One Persons Trash Is Another Persons Dinner; Fish Mongers Are Expanding What Americans Eat
A fish monger in Houston is slowly expanding the dining horizons of restaurant patrons - one fish at a time. PJ Stoops has made a business for itself by buying the "secondary" fish - the "trash fish" if you will - that usually get thrown away, and selling them to inventive restaurants to show up as dinner on your plate.
The various varieties of fish that usually don't have a commercial home are called Bycatch by those in the trade. Finding a use for them solves many problems for the fishing industry.
Indeed, while fishermen have been working to reduce bycatch by changing things like fishing gear, the problem remains. According to the first national bycatch report, conducted by the National Oceanic and Atmospheric Association (NOAA) and released in 2011, it is estimated that commercial fishing in the U.S. produced 1.2 billion pounds of bycatch. (Shrimp trawling the Gulf of Mexico produced the most bycatch.)

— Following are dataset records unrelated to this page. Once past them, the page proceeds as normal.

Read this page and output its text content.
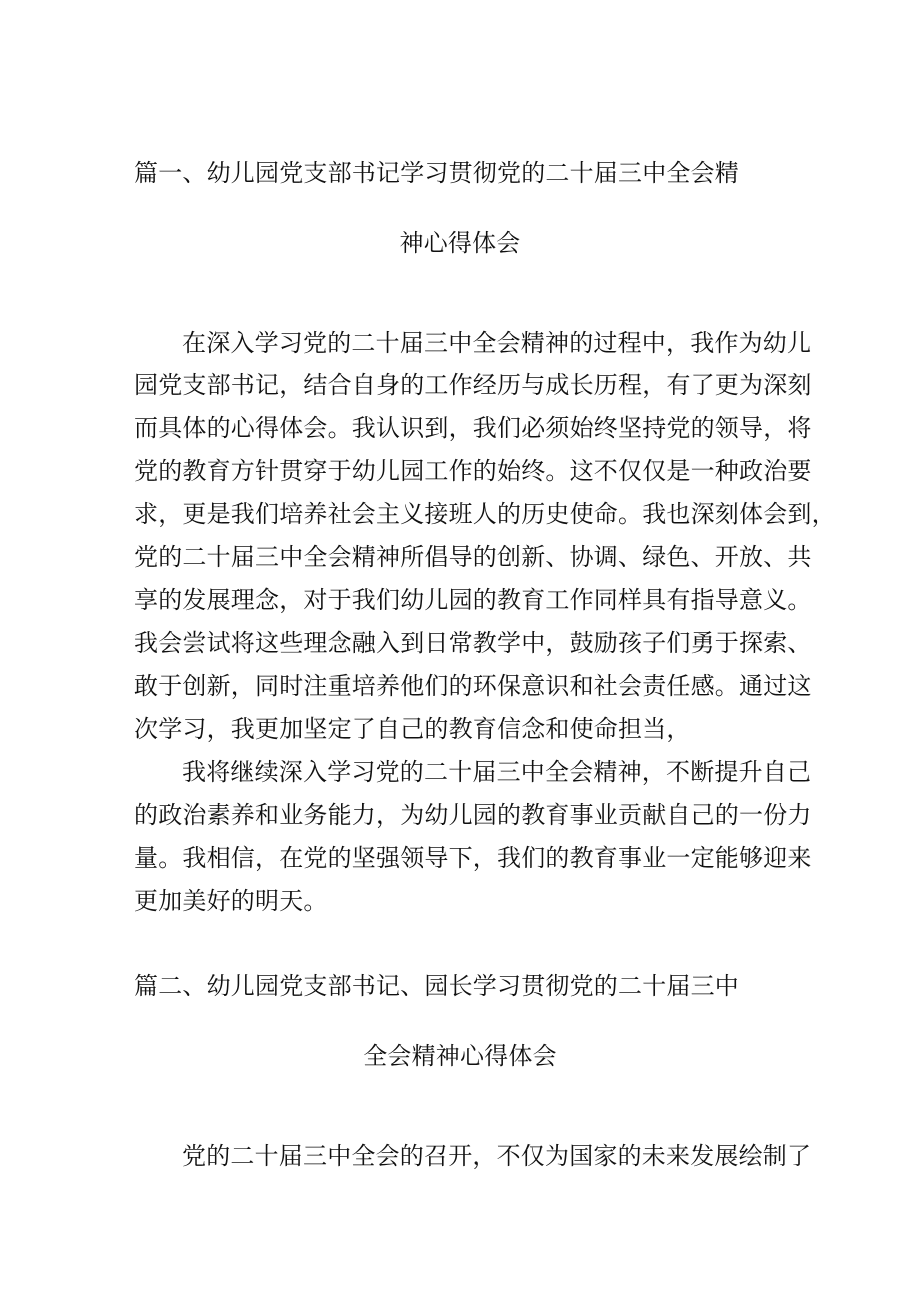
篇一、幼儿园党支部书记学习贯彻党的二十届三中全会精
神心得体会
在深入学习党的二十届三中全会精神的过程中，我作为幼儿
园党支部书记，结合自身的工作经历与成长历程，有了更为深刻
而具体的心得体会。我认识到，我们必须始终坚持党的领导，将
党的教育方针贯穿于幼儿园工作的始终。这不仅仅是一种政治要
求，更是我们培养社会主义接班人的历史使命。我也深刻体会到，
党的二十届三中全会精神所倡导的创新、协调、绿色、开放、共
享的发展理念，对于我们幼儿园的教育工作同样具有指导意义。
我会尝试将这些理念融入到日常教学中，鼓励孩子们勇于探索、
敢于创新，同时注重培养他们的环保意识和社会责任感。通过这
次学习，我更加坚定了自己的教育信念和使命担当，
我将继续深入学习党的二十届三中全会精神，不断提升自己
的政治素养和业务能力，为幼儿园的教育事业贡献自己的一份力
量。我相信，在党的坚强领导下，我们的教育事业一定能够迎来
更加美好的明天。
篇二、幼儿园党支部书记、园长学习贯彻党的二十届三中
全会精神心得体会
党的二十届三中全会的召开，不仅为国家的未来发展绘制了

“There are raging debates over what to do about bycatch,” Chris Dorsett, director of ecosystem conservation programs at Ocean Conservancy, tells TakePart. “The key is, does the government have the management safeguards in place should a robust market develop for these species so you don’t run into overfishing problems.”
So can some of these new Bycatch become palatable and popular? It's happened before with fish like Chilean Sea Bass - a fish that once upon a time was bypassed in favor of other varieties.
The answer to the question in large part depends on the talents of good chef; In some ways all of these fish are edible; They just need the right preparation to become popular.